Lessons from Libor for EMU

The City of London - who knows what hidden nasties are waiting to be uncovered? (picture Green Lane)
The City of London – who knows what hidden nasties are waiting to be uncovered? (picture Green Lane)

The European Council meeting has reached yet another agreement that will solve the EU’s financial crisis, this time relating to banking supervision.  (Read about it here.)  Mark Twain said something similar about giving up smoking: the EU finds it easy to make plans to end the crisis because it has done it so many times already.

This particular agreement involves suitable legislation being in place from the beginning of next year and funds becoming available via the European Stability Mechanism to back up that legislation at some point during next year.  Opinions appear to differ about when exactly those funds will become available.  (Read about the disagreement here.)

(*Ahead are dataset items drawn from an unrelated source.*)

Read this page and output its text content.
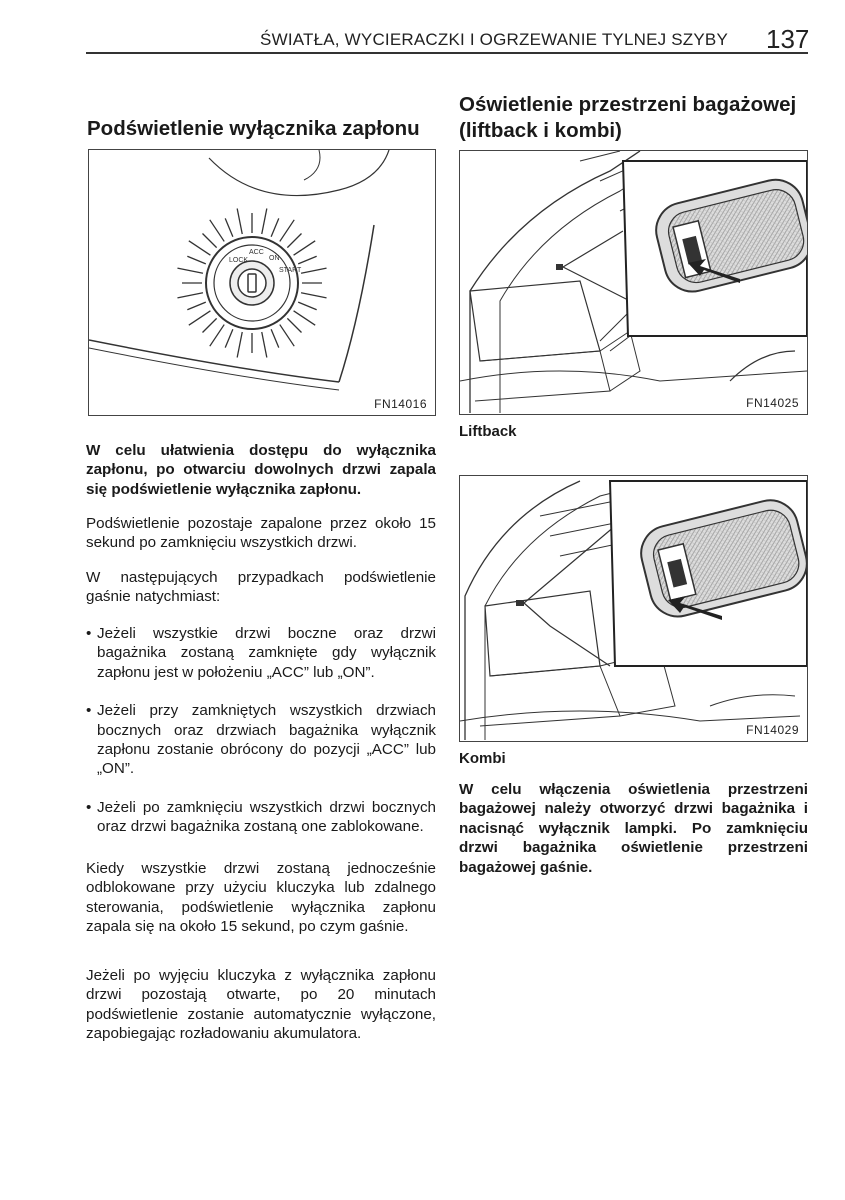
ŚWIATŁA, WYCIERACZKI I OGRZEWANIE TYLNEJ SZYBY 137
Podświetlenie wyłącznika zapłonu
LOCK
ACC
ON
START
FN14016
W celu ułatwienia dostępu do wyłącznika zapłonu, po otwarciu dowolnych drzwi zapala się podświetlenie wyłącznika zapłonu.
Podświetlenie pozostaje zapalone przez około 15 sekund po zamknięciu wszystkich drzwi.
W następujących przypadkach podświetlenie gaśnie natychmiast:
• Jeżeli wszystkie drzwi boczne oraz drzwi bagażnika zostaną zamknięte gdy wyłącznik zapłonu jest w położeniu „ACC” lub „ON”.
• Jeżeli przy zamkniętych wszystkich drzwiach bocznych oraz drzwiach bagażnika wyłącznik zapłonu zostanie obrócony do pozycji „ACC” lub „ON”.
• Jeżeli po zamknięciu wszystkich drzwi bocznych oraz drzwi bagażnika zostaną one zablokowane.
Kiedy wszystkie drzwi zostaną jednocześnie odblokowane przy użyciu kluczyka lub zdalnego sterowania, podświetlenie wyłącznika zapłonu zapala się na około 15 sekund, po czym gaśnie.
Jeżeli po wyjęciu kluczyka z wyłącznika zapłonu drzwi pozostają otwarte, po 20 minutach podświetlenie zostanie automatycznie wyłączone, zapobiegając rozładowaniu akumulatora.
Oświetlenie przestrzeni bagażowej
(liftback i kombi)
FN14025
Liftback
FN14029
Kombi
W celu włączenia oświetlenia przestrzeni bagażowej należy otworzyć drzwi bagażnika i nacisnąć wyłącznik lampki. Po zamknięciu drzwi bagażnika oświetlenie przestrzeni bagażowej gaśnie.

Two lessons can be drawn from this.

First, there is no substitute for law rather than political agreement in governing Europe.  One of the reasons that so many previous agreements to end the crisis have not in fact done so is that they did not bind the parties ort the agreement.  They were political statements – expressions of sympathy – rather than legal statements carrying with them obligations.  Every day that the crisis goes unsolved increases the cost of solving it.

Secondly, not only does delay increase the cost of a solution, it increases the risk that no solution can be found.  That is the lesson of the Libor scandal, in which banks were found to be submitting inaccurate information about their trading activities to their trade association for market-setting purposes.  if the problem is that some large banks are substantially in danger of insolvency and need new capital in order to stay afloat, who is to know how much capital is needed and when?  The European Commission has conducted stress tests that are supposed to reveal the extent of their difficulties, but Libor tells us that we cannot trust the banks.  Every day of delay is a day in which a bank might be found not to have told the truth about its true financial position (being charitable and assuming that the banks even know what their true financial positions are, which, given the complexity of their derivative trading, they cannot).

Political indecisiveness has its costs, costs that could become very large indeed.